The Amish …[prefer] their adherents to join the church when they are old enough to make an informed decision about committing to the religion for life. Therefore when each child turns 16 they can experience the outside “english” world with all its temptations -“the devil’s playground” – in order to make their decision. This period in their life is known in their Pennsylvania Dutch language as rumspringa, which literally translates as “running around”. It ends whenever an individual feels ready – typically between the ages of 18-22 – to make the decision that will determine the rest of their lives.

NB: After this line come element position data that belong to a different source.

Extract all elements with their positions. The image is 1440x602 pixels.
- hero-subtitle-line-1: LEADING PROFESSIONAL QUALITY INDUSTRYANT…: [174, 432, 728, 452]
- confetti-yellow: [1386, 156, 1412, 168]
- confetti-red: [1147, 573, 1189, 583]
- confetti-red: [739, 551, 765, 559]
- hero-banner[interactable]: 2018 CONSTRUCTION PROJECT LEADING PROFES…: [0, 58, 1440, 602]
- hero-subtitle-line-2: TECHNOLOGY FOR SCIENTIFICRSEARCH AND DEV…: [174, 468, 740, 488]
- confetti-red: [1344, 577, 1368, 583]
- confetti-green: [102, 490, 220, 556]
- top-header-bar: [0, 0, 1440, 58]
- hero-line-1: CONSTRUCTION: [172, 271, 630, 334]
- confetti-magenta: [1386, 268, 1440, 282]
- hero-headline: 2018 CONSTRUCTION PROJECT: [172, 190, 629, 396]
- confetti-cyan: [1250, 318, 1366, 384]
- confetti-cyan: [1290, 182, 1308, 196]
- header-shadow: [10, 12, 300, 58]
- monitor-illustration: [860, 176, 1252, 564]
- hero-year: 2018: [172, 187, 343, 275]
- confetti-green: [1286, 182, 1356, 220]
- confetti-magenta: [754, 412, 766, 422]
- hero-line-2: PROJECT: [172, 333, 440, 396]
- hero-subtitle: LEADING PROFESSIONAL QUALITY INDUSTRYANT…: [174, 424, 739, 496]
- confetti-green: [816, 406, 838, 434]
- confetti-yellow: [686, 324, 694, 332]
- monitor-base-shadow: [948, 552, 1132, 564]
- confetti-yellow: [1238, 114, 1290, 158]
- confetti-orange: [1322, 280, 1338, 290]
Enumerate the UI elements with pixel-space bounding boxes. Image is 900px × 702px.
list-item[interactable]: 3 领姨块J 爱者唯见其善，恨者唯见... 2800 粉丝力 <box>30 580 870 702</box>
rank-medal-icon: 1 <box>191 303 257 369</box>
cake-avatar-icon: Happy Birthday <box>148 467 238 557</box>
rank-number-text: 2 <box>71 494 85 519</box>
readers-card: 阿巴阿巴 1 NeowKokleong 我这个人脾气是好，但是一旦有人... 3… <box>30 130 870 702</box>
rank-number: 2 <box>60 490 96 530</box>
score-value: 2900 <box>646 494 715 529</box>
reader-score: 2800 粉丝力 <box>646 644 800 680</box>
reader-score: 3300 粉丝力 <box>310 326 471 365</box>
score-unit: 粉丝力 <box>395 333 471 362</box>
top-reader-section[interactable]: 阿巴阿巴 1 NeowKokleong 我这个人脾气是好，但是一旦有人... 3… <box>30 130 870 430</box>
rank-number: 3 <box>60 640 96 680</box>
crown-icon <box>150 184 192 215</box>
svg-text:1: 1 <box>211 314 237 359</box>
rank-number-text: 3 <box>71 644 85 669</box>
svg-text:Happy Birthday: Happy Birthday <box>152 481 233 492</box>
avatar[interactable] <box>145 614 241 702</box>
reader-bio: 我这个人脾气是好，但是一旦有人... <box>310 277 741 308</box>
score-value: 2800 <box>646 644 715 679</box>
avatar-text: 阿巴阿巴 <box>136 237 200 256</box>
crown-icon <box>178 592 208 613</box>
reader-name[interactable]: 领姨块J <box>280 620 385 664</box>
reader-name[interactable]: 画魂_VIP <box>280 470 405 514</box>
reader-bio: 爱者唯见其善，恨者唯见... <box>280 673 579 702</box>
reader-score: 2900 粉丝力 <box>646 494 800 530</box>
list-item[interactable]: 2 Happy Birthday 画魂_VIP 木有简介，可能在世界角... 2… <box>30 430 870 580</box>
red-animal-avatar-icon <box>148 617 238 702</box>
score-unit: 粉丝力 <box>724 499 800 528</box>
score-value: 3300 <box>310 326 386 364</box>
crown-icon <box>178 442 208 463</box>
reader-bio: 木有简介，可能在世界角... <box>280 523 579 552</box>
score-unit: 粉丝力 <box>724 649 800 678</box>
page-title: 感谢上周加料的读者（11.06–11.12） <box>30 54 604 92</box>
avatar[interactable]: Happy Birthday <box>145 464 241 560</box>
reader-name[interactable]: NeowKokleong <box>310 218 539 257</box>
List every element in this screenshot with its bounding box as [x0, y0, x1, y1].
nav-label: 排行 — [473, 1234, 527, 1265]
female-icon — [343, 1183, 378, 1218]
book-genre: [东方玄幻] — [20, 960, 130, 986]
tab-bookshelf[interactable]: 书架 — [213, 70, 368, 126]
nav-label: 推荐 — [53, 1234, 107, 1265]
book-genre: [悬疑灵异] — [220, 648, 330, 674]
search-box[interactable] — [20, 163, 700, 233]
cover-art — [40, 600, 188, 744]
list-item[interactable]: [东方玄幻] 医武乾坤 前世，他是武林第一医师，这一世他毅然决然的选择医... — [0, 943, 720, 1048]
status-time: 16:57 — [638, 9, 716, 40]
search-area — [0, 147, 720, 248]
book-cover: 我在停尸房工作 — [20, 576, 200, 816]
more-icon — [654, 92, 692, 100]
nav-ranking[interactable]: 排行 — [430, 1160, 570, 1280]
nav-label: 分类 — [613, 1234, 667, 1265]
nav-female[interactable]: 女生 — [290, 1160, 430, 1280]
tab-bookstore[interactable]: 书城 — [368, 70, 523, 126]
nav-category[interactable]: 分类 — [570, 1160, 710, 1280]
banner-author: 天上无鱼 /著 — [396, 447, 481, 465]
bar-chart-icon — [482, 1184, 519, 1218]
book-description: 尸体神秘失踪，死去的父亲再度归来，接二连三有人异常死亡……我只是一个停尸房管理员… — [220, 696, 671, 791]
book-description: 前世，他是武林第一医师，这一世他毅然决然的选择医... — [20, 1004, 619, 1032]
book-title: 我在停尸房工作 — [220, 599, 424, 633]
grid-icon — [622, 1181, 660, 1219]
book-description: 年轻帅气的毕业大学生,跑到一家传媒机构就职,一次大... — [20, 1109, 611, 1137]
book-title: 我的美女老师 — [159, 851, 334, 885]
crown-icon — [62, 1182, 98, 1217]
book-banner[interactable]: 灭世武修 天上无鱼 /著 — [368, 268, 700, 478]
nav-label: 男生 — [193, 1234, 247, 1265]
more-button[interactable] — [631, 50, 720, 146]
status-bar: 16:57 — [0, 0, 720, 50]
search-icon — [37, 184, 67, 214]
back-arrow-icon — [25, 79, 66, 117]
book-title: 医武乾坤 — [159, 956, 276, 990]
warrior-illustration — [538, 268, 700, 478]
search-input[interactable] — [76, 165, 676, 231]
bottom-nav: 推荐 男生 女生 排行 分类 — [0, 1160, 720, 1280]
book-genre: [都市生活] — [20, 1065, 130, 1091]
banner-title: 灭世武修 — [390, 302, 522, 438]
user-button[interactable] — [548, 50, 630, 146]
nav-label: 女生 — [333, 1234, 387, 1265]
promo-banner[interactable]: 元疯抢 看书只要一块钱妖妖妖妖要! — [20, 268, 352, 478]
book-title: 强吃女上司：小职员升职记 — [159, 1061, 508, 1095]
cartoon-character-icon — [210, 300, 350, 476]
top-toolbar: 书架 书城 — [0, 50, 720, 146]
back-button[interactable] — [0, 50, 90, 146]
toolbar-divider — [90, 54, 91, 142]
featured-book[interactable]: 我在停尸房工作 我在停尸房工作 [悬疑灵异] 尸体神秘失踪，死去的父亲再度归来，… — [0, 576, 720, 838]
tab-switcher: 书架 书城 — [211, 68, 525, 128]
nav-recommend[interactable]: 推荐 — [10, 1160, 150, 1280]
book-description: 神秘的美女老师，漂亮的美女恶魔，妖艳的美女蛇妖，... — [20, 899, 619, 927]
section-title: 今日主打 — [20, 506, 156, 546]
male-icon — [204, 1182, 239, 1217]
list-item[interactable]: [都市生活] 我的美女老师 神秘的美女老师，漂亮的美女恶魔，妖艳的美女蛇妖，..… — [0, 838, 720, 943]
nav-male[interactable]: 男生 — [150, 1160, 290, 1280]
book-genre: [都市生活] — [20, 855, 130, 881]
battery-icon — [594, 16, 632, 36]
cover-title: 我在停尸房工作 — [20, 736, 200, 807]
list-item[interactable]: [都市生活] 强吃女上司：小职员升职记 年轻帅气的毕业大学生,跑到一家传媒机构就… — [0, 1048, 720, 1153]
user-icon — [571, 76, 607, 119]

Nanotubes and other assorted things

Nanotubes and other assorted things nano are shaping up to be the next big hype bubble to burst, but it’s fun to surf the wave of unreasonable expectations while it lasts. These nanotubes do have a touch of the alchemical philosopher’s stone about them, bringing magical transformations everywhere they land. As Feynman said, there’s plenty of room at the bottom. Read about it in the New York Times: It Slices! It Dices! Nanotube Struts Its Stuff.

I’ll be on vacation for

I’ll be on vacation for the next week, so no bloggo mucho till July 29th. I’m flying down to North Carolina on Midway Airlines.
Hey! Wait a second… as of Thursday, July 18th (that’s today) Midway has ceased to exist. The timing is perfect. Midway vanished (it was swallowed up by U.S. Airways, hardly a paragon of solvency itself) on the absolute eve of our trip. We have to go get paper tickets issued to us at the airport and walk to the U.S. Airways desk before they will consider changing them. Paper tickets… walking… no resolution by phone or computer. It all feels so nineteenth century. Perhaps I’ll dash over to the aerodrome first thing tomorrow on my velocipede. Wish me luck.

There was a time when

There was a time when R.U. Sirius and his wacky crew at Mondo 2000 were on top of the world. I was a Mondo 2000 reader, squarely in the middle of their young-geek-yearning-to-make-tech-cool demographic. After a few issues, Mondo began to smell of too much sweaty enthusiasm untempered by any graphical restraint or even genuine content. It was a shooting star, but it set the stage that Wired magazine went on to dominate. Still, what a show! How did they manage to pull it off? Here’s a profile of R.U. Sirius from Shift.com.

This just in: good friend

This just in: good friend Matthew J. Simoneau has started a weblog, despite the fact that he feels, as he says in his first entry, “a little embarassed to be jumping on the weblogging bandwagon so late.” Nevertheless, he jumps off to a good start with a report of his visit to the museum of giant artwork, MASS MoCA. What is MASS MoCA? Read about it here and on Matt’s blog.

Is there any truth to the rumor that Matt’s middle initial stems from the fact that Rocky, Bullwinkle, and all three male members of the Simpson family (Bart, Homer, and Abraham) share the middle initial J? A visit to his site may clear things up. Then again, it may not.